Then that long (which is actually a pointer) is ANDed to fall in the 
stack, and finally coerced to be interpreted as a char *.

>  
> So the only thing in sys2.c's link() you wanted me to change in your
> previous mail was:
> 
> 	u.u_dirp.l = (caddr_t) ((long *) uap->linkname & 0x7F00FFFF);
> 
> right? Tried this, and got:
> 
> "sys2.c":305: operands of "&" have incompatible types 
> Error in file sys2.c: Error.  No assembly.
> 
My take is that whatever the original source must have been very
close to my suggestion. If we assume the former interpretation
then, of course in prf.c it compiles (as it is ANDing a pointer
coerced to long with the constant) and here it doesn't (as it
would be ANDing a long *.

Why don't you try to split the assignment into various statements
to reproduce the assembly and the recombine them? Like, e.g.

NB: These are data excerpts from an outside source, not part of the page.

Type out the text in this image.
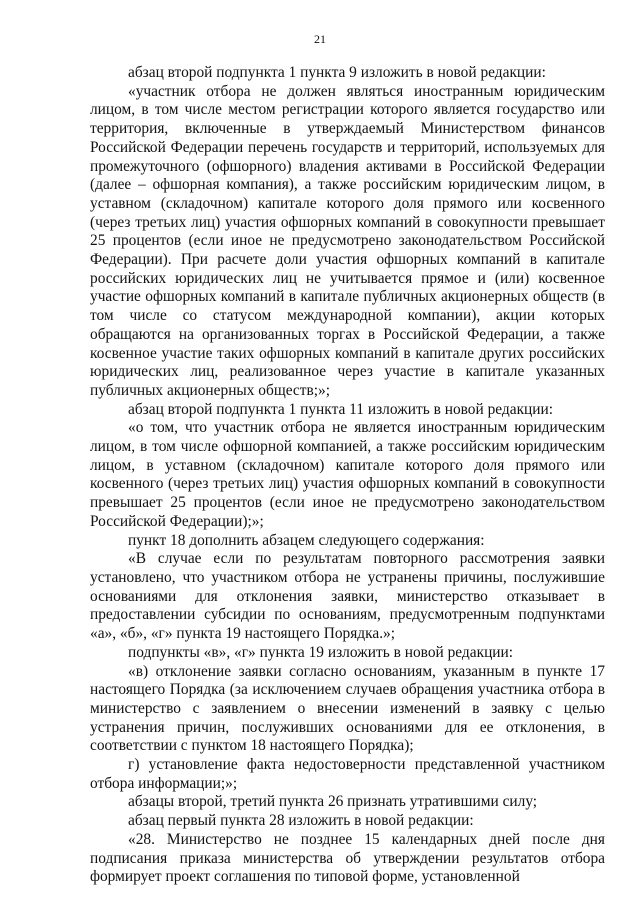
21

абзац второй подпункта 1 пункта 9 изложить в новой редакции:

«участник отбора не должен являться иностранным юридическим лицом, в том числе местом регистрации которого является государство или территория, включенные в утверждаемый Министерством финансов Российской Федерации перечень государств и территорий, используемых для промежуточного (офшорного) владения активами в Российской Федерации (далее – офшорная компания), а также российским юридическим лицом, в уставном (складочном) капитале которого доля прямого или косвенного (через третьих лиц) участия офшорных компаний в совокупности превышает 25 процентов (если иное не предусмотрено законодательством Российской Федерации). При расчете доли участия офшорных компаний в капитале российских юридических лиц не учитывается прямое и (или) косвенное участие офшорных компаний в капитале публичных акционерных обществ (в том числе со статусом международной компании), акции которых обращаются на организованных торгах в Российской Федерации, а также косвенное участие таких офшорных компаний в капитале других российских юридических лиц, реализованное через участие в капитале указанных публичных акционерных обществ;»;

абзац второй подпункта 1 пункта 11 изложить в новой редакции:

«о том, что участник отбора не является иностранным юридическим лицом, в том числе офшорной компанией, а также российским юридическим лицом, в уставном (складочном) капитале которого доля прямого или косвенного (через третьих лиц) участия офшорных компаний в совокупности превышает 25 процентов (если иное не предусмотрено законодательством Российской Федерации);»;

пункт 18 дополнить абзацем следующего содержания:

«В случае если по результатам повторного рассмотрения заявки установлено, что участником отбора не устранены причины, послужившие основаниями для отклонения заявки, министерство отказывает в предоставлении субсидии по основаниям, предусмотренным подпунктами «а», «б», «г» пункта 19 настоящего Порядка.»;

подпункты «в», «г» пункта 19 изложить в новой редакции:

«в) отклонение заявки согласно основаниям, указанным в пункте 17 настоящего Порядка (за исключением случаев обращения участника отбора в министерство с заявлением о внесении изменений в заявку с целью устранения причин, послуживших основаниями для ее отклонения, в соответствии с пунктом 18 настоящего Порядка);

г) установление факта недостоверности представленной участником отбора информации;»;

абзацы второй, третий пункта 26 признать утратившими силу;

абзац первый пункта 28 изложить в новой редакции:

«28. Министерство не позднее 15 календарных дней после дня подписания приказа министерства об утверждении результатов отбора формирует проект соглашения по типовой форме, установленной
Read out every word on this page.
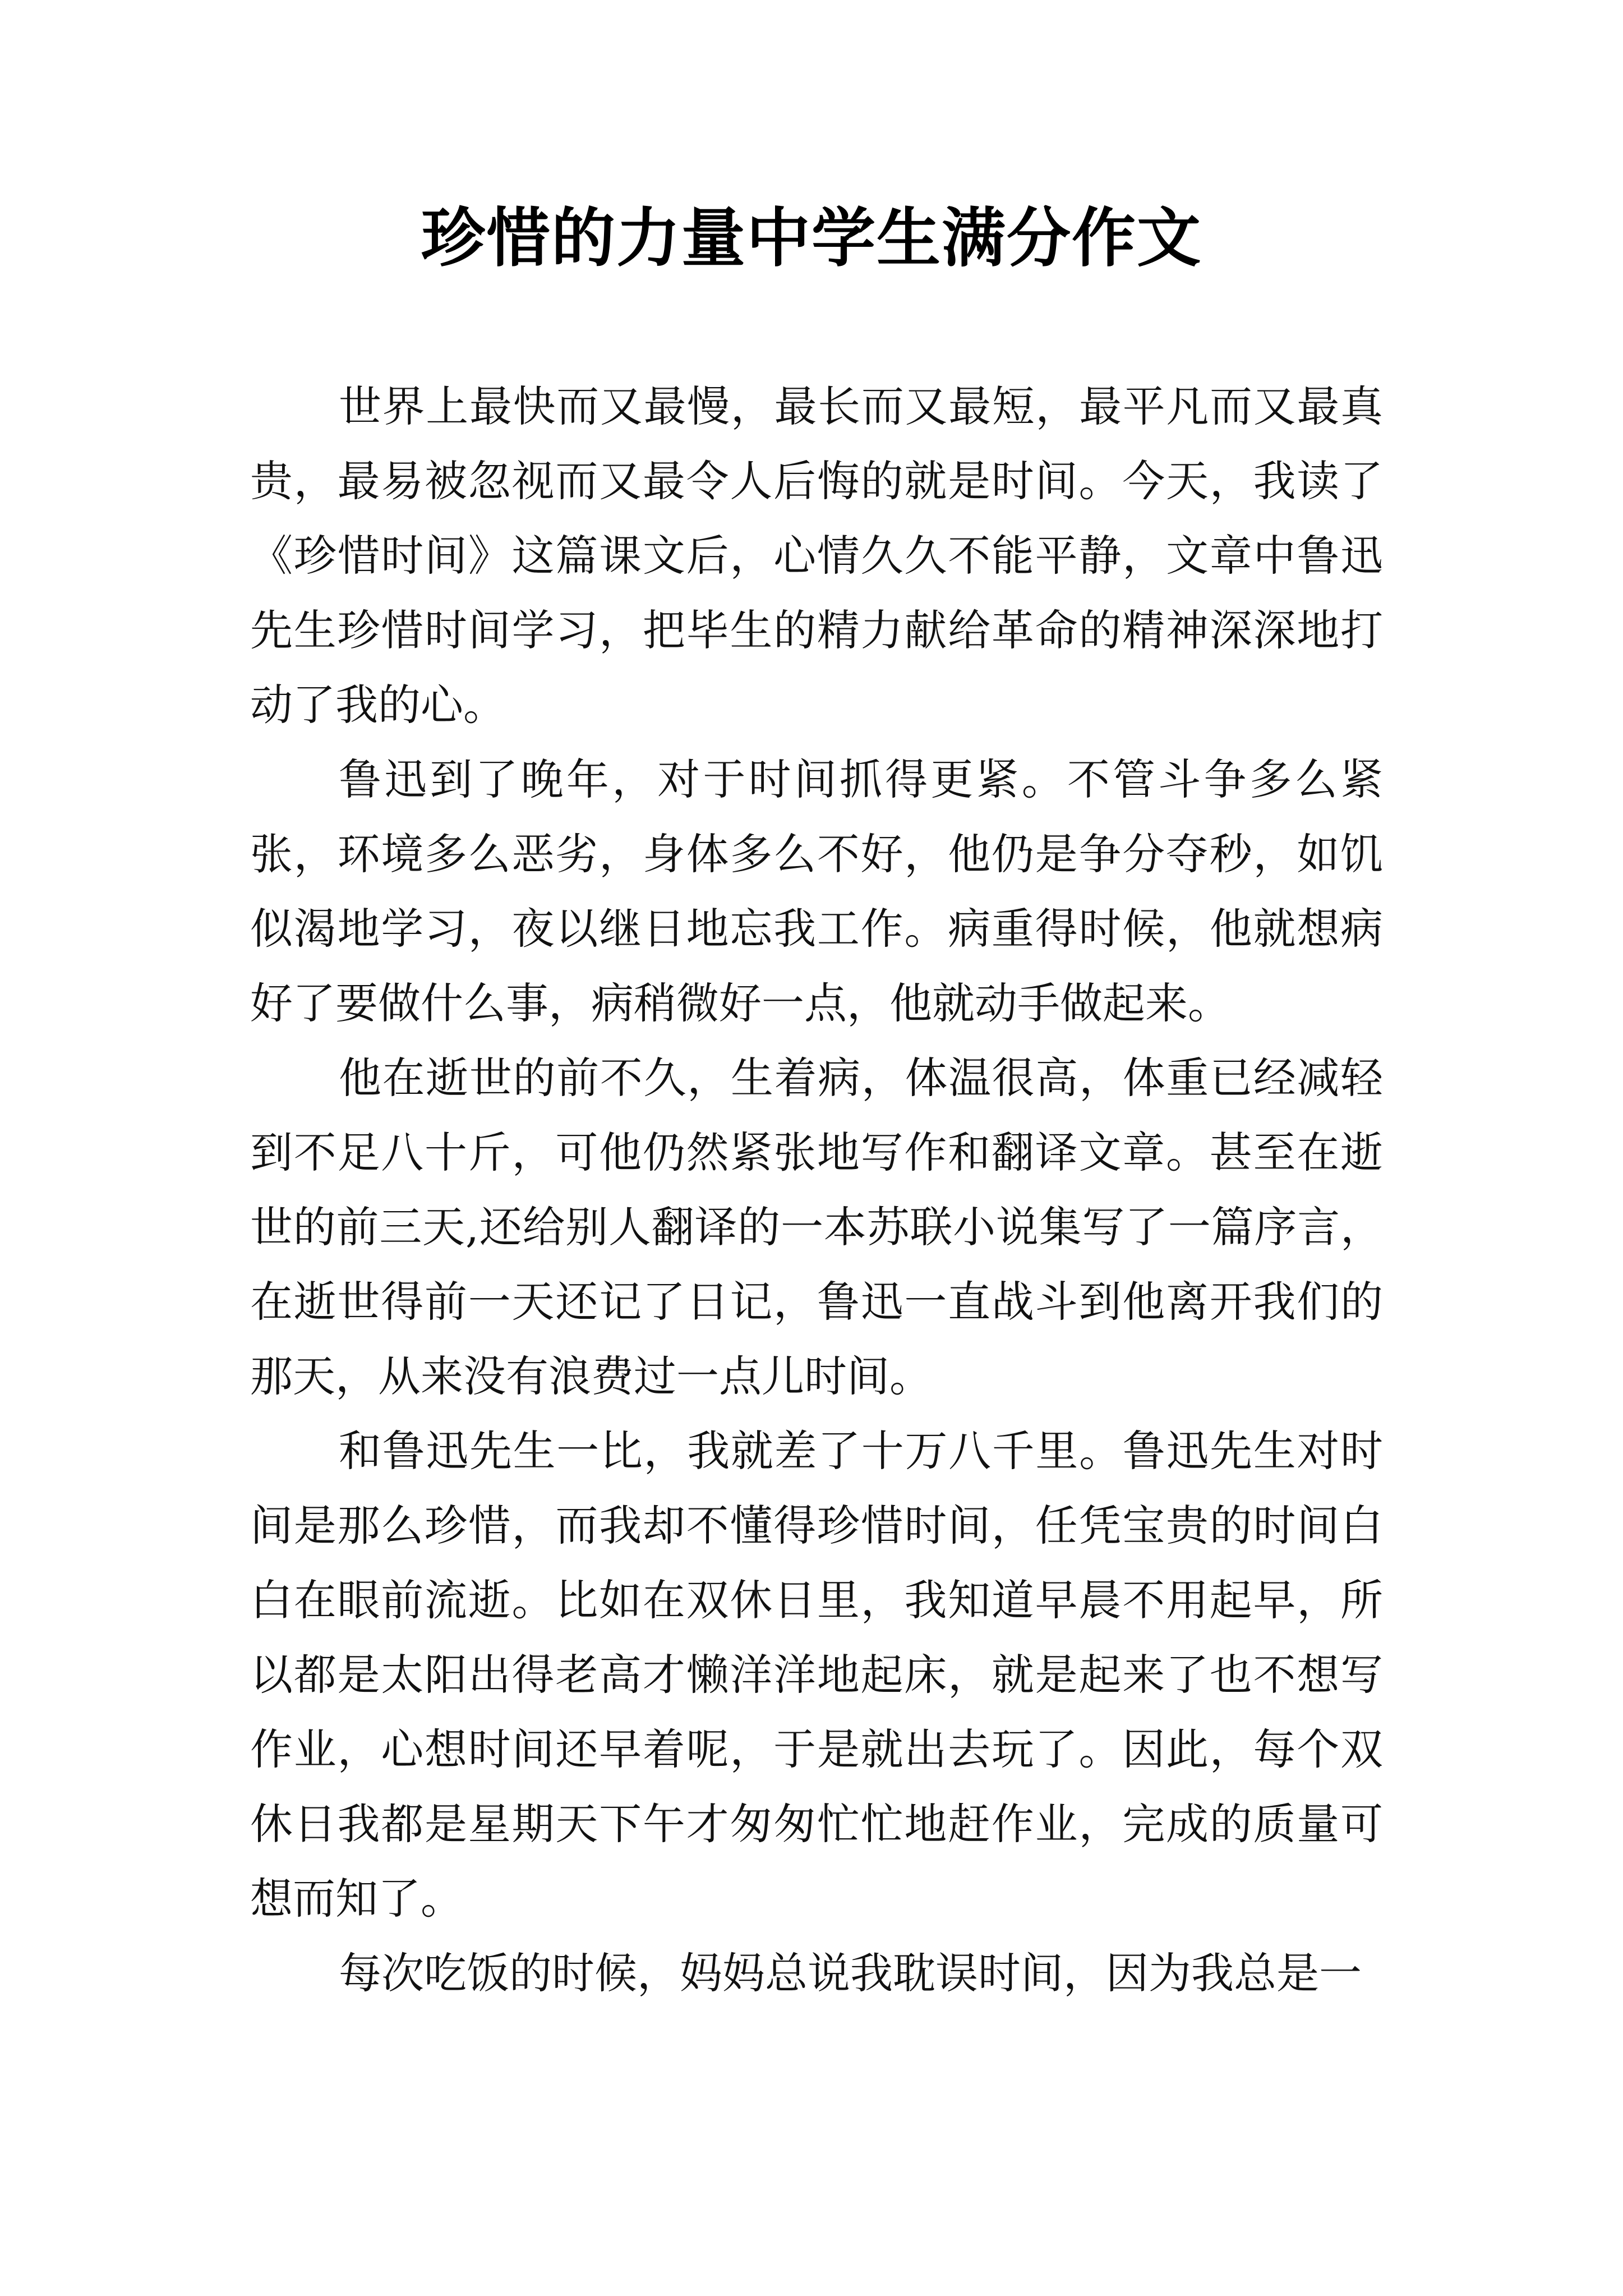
珍惜的力量中学生满分作文

世界上最快而又最慢，最长而又最短，最平凡而又最真贵，最易被忽视而又最令人后悔的就是时间。今天，我读了《珍惜时间》这篇课文后，心情久久不能平静，文章中鲁迅先生珍惜时间学习，把毕生的精力献给革命的精神深深地打动了我的心。

鲁迅到了晚年，对于时间抓得更紧。不管斗争多么紧张，环境多么恶劣，身体多么不好，他仍是争分夺秒，如饥似渴地学习，夜以继日地忘我工作。病重得时候，他就想病好了要做什么事，病稍微好一点，他就动手做起来。

他在逝世的前不久，生着病，体温很高，体重已经减轻到不足八十斤，可他仍然紧张地写作和翻译文章。甚至在逝世的前三天,还给别人翻译的一本苏联小说集写了一篇序言，在逝世得前一天还记了日记，鲁迅一直战斗到他离开我们的那天，从来没有浪费过一点儿时间。

和鲁迅先生一比，我就差了十万八千里。鲁迅先生对时间是那么珍惜，而我却不懂得珍惜时间，任凭宝贵的时间白白在眼前流逝。比如在双休日里，我知道早晨不用起早，所以都是太阳出得老高才懒洋洋地起床，就是起来了也不想写作业，心想时间还早着呢，于是就出去玩了。因此，每个双休日我都是星期天下午才匆匆忙忙地赶作业，完成的质量可想而知了。

每次吃饭的时候，妈妈总说我耽误时间，因为我总是一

1:	r2 = uap->linkname;		/* ldl rr2,rr8(#4) */
2:	r4 = (long) r2;			/* ldl rr4,rr2 */
3:	r4 &= 0x7F00FFFF;		/* and rr4,#32512 */
4:	u.u_dirp.l = (caddr_t) r4;	/* ldl _u+78, rr4 */

If you can get it by parts, then you can work your way back
recombining with parenthesis. I suspect line (2) above will give the
lead.

Other possibility is some other conversion was used. I notice similar code 
on rdwr(), but here it is of the king
	ldl rrX, something
	ldl rr4,rrX(#some offset)
	and r4,#32512 (or some other value, like 61440) 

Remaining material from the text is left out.